MC3T3-E1 cells were transfected with proper amount of pCS2-MT-SVCT2, pCS2-MT-SVCT2S402A pCS2-MT-SVCT2S639A or pCS2-MT-SVCT2S402/639A expression vector, after transfection, cells were cultured in regular medium for 24 h, then, cells were starved for an additional 24 h, and further stimulated with 1 μM PGE2 for 1 h.

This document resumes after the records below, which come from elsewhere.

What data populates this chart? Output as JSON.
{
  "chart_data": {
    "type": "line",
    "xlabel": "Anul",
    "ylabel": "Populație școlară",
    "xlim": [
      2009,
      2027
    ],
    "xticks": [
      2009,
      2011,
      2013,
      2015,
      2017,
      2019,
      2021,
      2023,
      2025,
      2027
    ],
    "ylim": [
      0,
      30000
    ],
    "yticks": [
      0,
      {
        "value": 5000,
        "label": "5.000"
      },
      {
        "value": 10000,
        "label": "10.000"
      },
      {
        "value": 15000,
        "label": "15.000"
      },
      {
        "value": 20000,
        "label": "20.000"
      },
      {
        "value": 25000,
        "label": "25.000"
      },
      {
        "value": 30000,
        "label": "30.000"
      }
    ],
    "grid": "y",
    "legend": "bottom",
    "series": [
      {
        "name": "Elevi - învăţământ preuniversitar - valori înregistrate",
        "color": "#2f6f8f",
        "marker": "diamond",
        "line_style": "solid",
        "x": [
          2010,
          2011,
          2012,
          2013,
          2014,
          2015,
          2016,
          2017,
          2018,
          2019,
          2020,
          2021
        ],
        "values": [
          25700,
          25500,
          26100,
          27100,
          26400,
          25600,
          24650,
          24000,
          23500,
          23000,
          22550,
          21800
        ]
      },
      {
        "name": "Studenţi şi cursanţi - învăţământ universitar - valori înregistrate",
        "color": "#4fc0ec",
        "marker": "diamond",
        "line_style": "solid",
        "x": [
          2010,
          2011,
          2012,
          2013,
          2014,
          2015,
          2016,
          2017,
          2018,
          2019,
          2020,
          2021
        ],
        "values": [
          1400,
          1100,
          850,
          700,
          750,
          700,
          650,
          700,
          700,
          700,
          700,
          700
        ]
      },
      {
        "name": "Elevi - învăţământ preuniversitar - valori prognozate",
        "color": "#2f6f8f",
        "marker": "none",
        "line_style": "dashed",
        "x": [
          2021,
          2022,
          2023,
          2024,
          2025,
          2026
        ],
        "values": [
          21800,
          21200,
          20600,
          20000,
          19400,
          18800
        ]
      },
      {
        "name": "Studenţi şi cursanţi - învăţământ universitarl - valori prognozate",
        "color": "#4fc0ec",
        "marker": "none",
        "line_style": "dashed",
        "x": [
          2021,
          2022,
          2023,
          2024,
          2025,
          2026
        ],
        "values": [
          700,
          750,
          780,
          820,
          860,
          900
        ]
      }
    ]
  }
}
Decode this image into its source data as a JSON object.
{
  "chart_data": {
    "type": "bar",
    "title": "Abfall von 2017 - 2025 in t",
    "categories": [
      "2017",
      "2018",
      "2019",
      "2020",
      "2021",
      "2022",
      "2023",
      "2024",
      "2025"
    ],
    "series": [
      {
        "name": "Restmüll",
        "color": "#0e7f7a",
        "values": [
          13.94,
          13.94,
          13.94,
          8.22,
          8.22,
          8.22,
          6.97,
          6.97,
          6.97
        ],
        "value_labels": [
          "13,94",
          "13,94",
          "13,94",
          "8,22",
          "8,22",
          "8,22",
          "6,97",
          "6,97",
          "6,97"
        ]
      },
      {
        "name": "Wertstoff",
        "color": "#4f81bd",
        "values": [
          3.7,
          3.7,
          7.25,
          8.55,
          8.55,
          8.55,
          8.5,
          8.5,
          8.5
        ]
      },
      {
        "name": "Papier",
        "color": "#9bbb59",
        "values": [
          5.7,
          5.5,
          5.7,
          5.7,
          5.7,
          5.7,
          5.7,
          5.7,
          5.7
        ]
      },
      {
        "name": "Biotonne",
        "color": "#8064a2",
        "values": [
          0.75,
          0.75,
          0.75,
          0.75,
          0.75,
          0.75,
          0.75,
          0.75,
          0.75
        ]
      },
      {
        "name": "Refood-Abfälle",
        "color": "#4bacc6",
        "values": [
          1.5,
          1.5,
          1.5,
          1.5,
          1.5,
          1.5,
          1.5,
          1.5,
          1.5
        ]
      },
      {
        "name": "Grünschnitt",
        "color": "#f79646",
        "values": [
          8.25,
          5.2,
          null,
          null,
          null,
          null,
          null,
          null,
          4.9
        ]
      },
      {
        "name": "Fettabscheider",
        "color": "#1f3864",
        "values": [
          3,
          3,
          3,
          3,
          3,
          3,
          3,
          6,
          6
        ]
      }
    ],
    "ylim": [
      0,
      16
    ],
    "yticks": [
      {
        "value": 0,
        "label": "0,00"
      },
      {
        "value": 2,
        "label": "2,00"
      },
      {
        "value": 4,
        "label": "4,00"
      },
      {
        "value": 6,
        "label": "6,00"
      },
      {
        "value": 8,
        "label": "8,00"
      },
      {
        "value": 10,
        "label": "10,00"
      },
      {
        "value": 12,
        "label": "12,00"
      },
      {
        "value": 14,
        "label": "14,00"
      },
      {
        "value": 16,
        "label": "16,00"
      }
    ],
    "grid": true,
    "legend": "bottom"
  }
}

The myc-tagged protein were purified by anti-myc-agarose beads, the beads were washed once with PKA assay buffer (20 mM Tris–HCl (pH 7.4), 100 mM NaCl, 10 mM MgCl2, 1 mM ATP), and then incubated with 45 μl of PKA assay buffer supplemented with 0.1 mM dithiothreitol, five units of purified protein kinase A catalytic subunit (Promega, Madison, WI, USA), and 5 μCi of [γ-32P]ATP (Perkin–Elmer) at 30°C for 30 min. The reaction was stopped by the addition of 15 μl of 4 × sample buffer and boiling for 5 min. Proteins were subjected to SDS-PAGE, followed by autoradiography and Western blotting with anti-myc antibody.

32P labeling of SVCT2 in intact cells

MC3T3-E1 cells were transfected with proper amount of pCS2-MT, pCS2-MT-SVCT2, pCS2-MT-SVCT2S402A, pCS2-MT-SVCT2S639A or pCS2-MT-SVCT2S402/639A expression vector, after transfection, cells was cultured in regular medium for 24 h, and starved for additional 24 h. Then, cells were incubated with 0.25 mCi/ml [32P]orthophosphate (Perkin–Elmer) in both phosphate- and serum-free medium for 3 h, followed by three washes and stimulation with 1 μM of PGE2 for 1 h. Cells were then lysated, and the lysis was subjected to immunoprecipitation with myc antibody as described above, followed by electrophoresis, autoradiography, and Western blotting with myc antibody.

Statistical analysis

Numerical data were expressed as means±S.D. and analyzed by ANOVA and Tukey–Kramer multiple comparisons test. Statistical significance was assessed at levels of P<0.05 and P<0.01. Experiments were independently triplicated and results were qualitatively identical. Representative experiments are shown.